It was a highly enjoyable evening last Saturday at The Zanzibar, which comprised of four acts in total. The reason for the assembly was The Racket’s Single Launch Night for their debut 7” vinyl release Faded Days / Don’t Know What To Say, with main support from the Runcorn combo Factory, and highly enjoyable they both were too! But as a subtle counterpoint to the musical muscular workouts of Factory, and the pedal to the floor / kick in the bollocks energy of the Zeitgeist throttling of The Racket, we had the acoustic sets of Tony McCaldon and Connah Abraham. The calm before the impending storm.

Tony was a last minute, un-publicised addition to the bill, and so had the indomitable challenge of kicking off the musical proceedings to an audience beginning to drift in to the venue. To a lesser experienced musician this would be quite dawning, but Tony was more than equal to the challenge. Having taken a musical sabbatical recently, he is back with the songs to match.

At first listen he is in the classic singer-songwriter mode, guitar and harmonica, with a hint of old Mr Zimmerman himself. But that would be a lazy analysis. What he has in common is an appreciation of the song-writing craft, of melding together emotional lyricism and music resulting in a richness of composition that is not easily attainable. Also his voice has a similarity to early Dylan, but is of a higher register, and possesses a crispness and clarity that to these ears Bob never achieved. Stock still, slightly stage left and bathed in light, intense and full of purpose, he confidently eased his way through a five song including the gem Save Me. All the arriving audience were enthralled.

Connah Abraham

Connah Abraham. Photo Credit Anthony Wild At Off The Record

Connor Abraham bounces on stage full of confidence and enthusiasm, and the display of song writing craft is continued, albeit from a different approach within the compositional spectrum.  Highly watchable, and despite breaking a string – Tony McCaldron coming to the rescue –  he swazzed his way through a seven song set, including a mesmeric version of Marvin Gaye’s Can I Get A Witness, and the superlative and majestic Better Place, rounding off with a formidable version of Fugitive. This was a great solo performance, full of assurance, the solo outing a change for Connah having previously headed up the hotly tipped and tremendous The Stamp.
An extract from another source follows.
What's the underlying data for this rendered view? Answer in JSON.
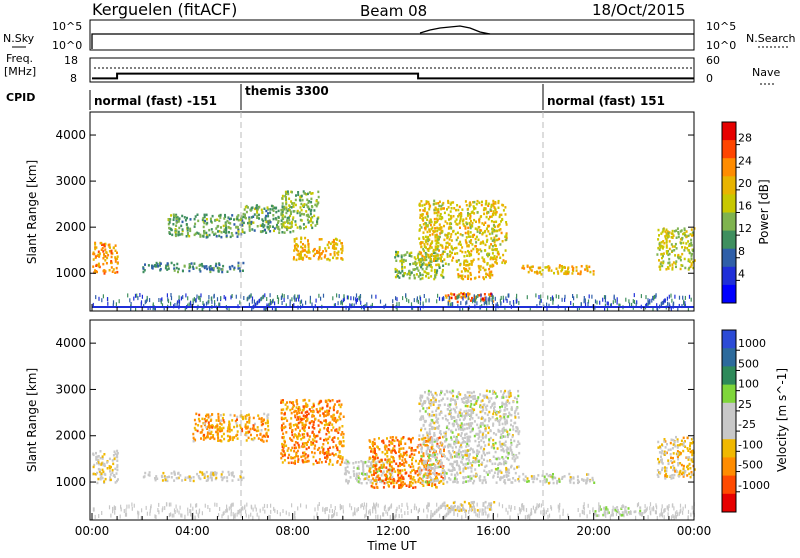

These two musicians set the scene for a fantastic and assured set by Factory, and then The Racket, who tore the place up, 1976 style. But these solo spots of Mr McCaldron and Abraham helped to remind us that the art of music is multi-faceted, and whatever genre, a great song is a great song. And we were lucky to hear absolutely loads of them last Saturday night. In fact, it was a privilege.